Critical Nvidia bug affects containers
- September 30, 2024
- 0
Nvidia warns of a critical vulnerability in its Container Toolkit that could seriously endanger cloud environments. CVE-2024-0132 receives a CVSS score of nine out of ten. Nvidia released
Nvidia warns of a critical vulnerability in its Container Toolkit that could seriously endanger cloud environments. CVE-2024-0132 receives a CVSS score of nine out of ten. Nvidia released
Nvidia warns of a critical vulnerability in its Container Toolkit that could seriously endanger cloud environments.
CVE-2024-0132 receives a CVSS score of nine out of ten. Nvidia released a bulletin last Wednesday with more information about the vulnerability. All versions of the Container Toolkit up to and including version 1.16.1 are affected. It affects you Time of review, time of use-Vulnerability.
A specially developed container image allows malware to “escape” from a container and gain access to the host system, writes Nvidia. Successful exploitation of the vulnerability could lead to code execution Refusal of servicePrivilege escalation, information disclosure and data manipulation. This has no impact on use cases where CDI is used.

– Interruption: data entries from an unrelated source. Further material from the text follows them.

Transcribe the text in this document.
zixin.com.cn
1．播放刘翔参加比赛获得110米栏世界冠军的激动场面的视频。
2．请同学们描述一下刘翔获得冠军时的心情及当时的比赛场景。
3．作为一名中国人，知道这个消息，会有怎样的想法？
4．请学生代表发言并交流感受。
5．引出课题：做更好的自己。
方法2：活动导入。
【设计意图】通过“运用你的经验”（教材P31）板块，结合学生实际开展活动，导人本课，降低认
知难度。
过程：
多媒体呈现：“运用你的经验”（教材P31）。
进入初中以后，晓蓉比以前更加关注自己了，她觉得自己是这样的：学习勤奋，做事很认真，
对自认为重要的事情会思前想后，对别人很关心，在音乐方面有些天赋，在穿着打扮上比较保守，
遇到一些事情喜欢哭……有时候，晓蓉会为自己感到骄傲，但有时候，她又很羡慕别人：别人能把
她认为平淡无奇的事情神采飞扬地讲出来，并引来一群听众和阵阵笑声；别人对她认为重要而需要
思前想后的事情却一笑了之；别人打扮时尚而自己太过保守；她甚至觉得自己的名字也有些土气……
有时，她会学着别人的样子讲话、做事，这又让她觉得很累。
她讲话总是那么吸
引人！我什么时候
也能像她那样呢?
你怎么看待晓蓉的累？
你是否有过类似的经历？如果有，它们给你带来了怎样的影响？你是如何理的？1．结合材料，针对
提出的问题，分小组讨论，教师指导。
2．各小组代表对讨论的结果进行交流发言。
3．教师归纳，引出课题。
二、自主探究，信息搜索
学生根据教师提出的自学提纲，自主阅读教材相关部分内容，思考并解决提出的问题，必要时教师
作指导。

According to security firm Wiz, at least one in three cloud environments running the Nvidia Container Toolkit would be vulnerable. In a single-tenant environment, an attacker must trick the victim into installing the malicious image on their workstation.
However, the risk of exploitation is greater in shared cloud environments that allow third-party container images. The attacker then has much more freedom to infect other applications within the cluster.
A patch is available and as with any security vulnerability, it is advisable to apply it as soon as possible. Nvidia Container Toolkit version v.1.16.2 fixes the vulnerability as well as a less critical vulnerability (CVE-2024-0133). It is also recommended to update Nvidia GPU Operator to version 24.6.2.
Source: IT Daily
As an experienced journalist and author, Mary has been reporting on the latest news and trends for over 5 years. With a passion for uncovering the stories behind the headlines, Mary has earned a reputation as a trusted voice in the world of journalism. Her writing style is insightful, engaging and thought-provoking, as she takes a deep dive into the most pressing issues of our time.